Dari sambutan Menteri Susi yang menggunakan waktu kurang lebih sejam itu, saya berdiri di sudut ruangan, saya tiba pada tiga kesimpulan instan.

Pertama, kemampuan analitikal dalam mengurai sengkarut di sektor kelautan dan perikanan masih perlu ditingkatkan, seharusnya, masing-masing pihak menyiapkan pisau bedah analisis untuk mendedah kompleksitas isu kelautan dan perikanan nasional.

“Misalnya, jika pangkalan pendaratan ikan di Fandoi Biak tak maju-maju pembangunannya, di manakah gerangan isunya? Jangan-jangan ada soal status tanah? Atau kelangkaan pasokan BBM?”
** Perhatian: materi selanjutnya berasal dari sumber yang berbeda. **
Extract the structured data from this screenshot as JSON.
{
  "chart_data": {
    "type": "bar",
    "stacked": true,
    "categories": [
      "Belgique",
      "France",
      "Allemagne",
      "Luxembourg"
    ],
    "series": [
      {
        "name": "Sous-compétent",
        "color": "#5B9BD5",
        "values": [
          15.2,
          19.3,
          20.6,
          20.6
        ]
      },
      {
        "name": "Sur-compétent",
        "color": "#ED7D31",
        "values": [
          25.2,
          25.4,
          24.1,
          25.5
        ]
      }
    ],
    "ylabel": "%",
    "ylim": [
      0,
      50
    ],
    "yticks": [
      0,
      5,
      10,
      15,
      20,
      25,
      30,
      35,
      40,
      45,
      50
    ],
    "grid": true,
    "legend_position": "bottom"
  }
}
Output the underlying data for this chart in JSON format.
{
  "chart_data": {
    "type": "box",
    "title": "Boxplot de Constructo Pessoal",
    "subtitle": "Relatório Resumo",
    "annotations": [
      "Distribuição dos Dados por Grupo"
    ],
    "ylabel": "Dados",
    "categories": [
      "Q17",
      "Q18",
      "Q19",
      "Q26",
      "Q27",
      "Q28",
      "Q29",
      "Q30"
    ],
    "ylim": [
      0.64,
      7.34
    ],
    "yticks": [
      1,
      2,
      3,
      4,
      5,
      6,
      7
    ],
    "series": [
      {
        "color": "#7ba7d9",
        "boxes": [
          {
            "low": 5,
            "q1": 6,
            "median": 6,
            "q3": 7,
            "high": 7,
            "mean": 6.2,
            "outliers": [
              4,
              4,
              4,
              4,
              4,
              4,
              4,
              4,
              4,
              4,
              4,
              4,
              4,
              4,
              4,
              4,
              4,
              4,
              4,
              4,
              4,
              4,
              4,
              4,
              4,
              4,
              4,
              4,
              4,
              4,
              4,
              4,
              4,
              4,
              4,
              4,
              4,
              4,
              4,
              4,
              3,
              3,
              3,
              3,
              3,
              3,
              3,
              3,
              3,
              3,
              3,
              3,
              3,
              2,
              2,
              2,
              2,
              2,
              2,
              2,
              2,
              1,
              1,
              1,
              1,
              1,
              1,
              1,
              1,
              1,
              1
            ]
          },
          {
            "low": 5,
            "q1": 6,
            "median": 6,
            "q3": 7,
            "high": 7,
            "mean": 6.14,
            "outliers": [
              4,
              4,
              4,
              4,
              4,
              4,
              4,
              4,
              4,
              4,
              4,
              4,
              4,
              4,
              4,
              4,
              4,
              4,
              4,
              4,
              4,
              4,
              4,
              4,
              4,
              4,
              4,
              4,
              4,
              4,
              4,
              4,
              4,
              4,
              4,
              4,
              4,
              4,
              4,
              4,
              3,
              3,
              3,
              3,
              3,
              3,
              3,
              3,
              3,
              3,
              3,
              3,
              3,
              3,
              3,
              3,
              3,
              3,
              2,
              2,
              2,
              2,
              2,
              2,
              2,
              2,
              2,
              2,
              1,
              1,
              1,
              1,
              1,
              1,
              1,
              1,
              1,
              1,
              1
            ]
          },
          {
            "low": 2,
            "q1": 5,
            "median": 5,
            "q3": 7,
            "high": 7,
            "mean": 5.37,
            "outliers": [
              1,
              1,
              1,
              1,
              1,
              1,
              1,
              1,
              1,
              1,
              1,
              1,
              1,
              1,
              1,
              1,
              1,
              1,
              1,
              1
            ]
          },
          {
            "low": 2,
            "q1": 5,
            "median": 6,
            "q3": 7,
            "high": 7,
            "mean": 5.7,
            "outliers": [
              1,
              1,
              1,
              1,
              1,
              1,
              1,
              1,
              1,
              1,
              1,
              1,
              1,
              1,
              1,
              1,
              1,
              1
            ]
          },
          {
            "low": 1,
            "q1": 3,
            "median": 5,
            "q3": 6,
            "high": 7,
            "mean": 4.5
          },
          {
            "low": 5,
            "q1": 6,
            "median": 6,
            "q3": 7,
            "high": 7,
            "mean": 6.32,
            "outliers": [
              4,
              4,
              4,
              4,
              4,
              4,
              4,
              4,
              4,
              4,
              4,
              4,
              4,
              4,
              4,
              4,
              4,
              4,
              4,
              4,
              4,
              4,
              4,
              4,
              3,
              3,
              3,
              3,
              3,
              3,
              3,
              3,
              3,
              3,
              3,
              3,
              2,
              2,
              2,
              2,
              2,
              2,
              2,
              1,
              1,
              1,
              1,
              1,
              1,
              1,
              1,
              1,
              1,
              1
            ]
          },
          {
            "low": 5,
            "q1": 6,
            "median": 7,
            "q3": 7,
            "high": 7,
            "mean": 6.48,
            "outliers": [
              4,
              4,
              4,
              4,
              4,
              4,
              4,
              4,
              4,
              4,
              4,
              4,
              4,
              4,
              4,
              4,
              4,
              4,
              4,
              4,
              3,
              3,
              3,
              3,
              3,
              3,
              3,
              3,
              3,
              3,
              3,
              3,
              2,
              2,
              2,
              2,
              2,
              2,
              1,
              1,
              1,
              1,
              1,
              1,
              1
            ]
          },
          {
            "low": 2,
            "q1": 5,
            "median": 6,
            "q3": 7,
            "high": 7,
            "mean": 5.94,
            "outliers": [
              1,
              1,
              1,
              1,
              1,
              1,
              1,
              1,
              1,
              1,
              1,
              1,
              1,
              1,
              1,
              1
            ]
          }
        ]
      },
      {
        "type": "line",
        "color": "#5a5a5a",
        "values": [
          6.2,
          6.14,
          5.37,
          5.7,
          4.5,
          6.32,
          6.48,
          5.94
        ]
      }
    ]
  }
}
Pisau kedaulatan telah bekerja dengan baik, pisau yang lain di manakah gerangan berada?

Kedua, ada yang perlu dibereskan di urusan pemantauan, to monitor, memonitong pekerjaan (rencana aksi). Saya khawatir, jika sudah dua tahun tanpa bukti progresif nyata, ada yang tidak beres di fungsi ‘backspace’ komputer para pihak.

“Jika tahu ada sekian ratus kapal ikan asal Pantura di Kepulauan Aru atau Papua sejak lama, sudahkah diantisipasi dengan penyediaan pasokan es, kebutuhan logistik hingga kemudahan perizinan melaut?”

Ketiga, ada harapan tersisa di 18 bulan masa kerja Menteri Susi, (semoga Allah SWT melancarkannya), untuk segera menggiatkan kerja blusukan ke 34 provinsi, mengecek dan mendengarkan apa aspirasi warga pesisir dan pulau-pulau (bukan pejabat semata).

Seperti anjuran Wada, mari segera melakukan pendalaman atas pengalaman usaha mereka, masyarakat, nelayan, pembudidaya, para pihak pada realitas dan isu kelautan dan perikanan itu.

Ingat, ini harus menggunakan metode observasi dan identifikasi fakta lapangan, bukan persepsi atau hanya di selesaikan di belakang meja, hanya demi mengejar cap SPPD. Jadi ketika berlangsung pertemuan atau FGD, semua peserta membawa pengalaman faktual, temuan, capaian, informasi perkembangan atau mungkin isu baru. Bukan misuh-misuh.

Pada saat yang sama, jelilah mendedah persoalan atau isu dengan basis fakta yang ada. Bukan AMSS, Asal Menteri Susi Senang, bukan dengan FGD yang keliru proses dan substansinya.

__

(Kamaruddin Azis, sekretaris eksekutif COMMIT/Blogger Kelautan)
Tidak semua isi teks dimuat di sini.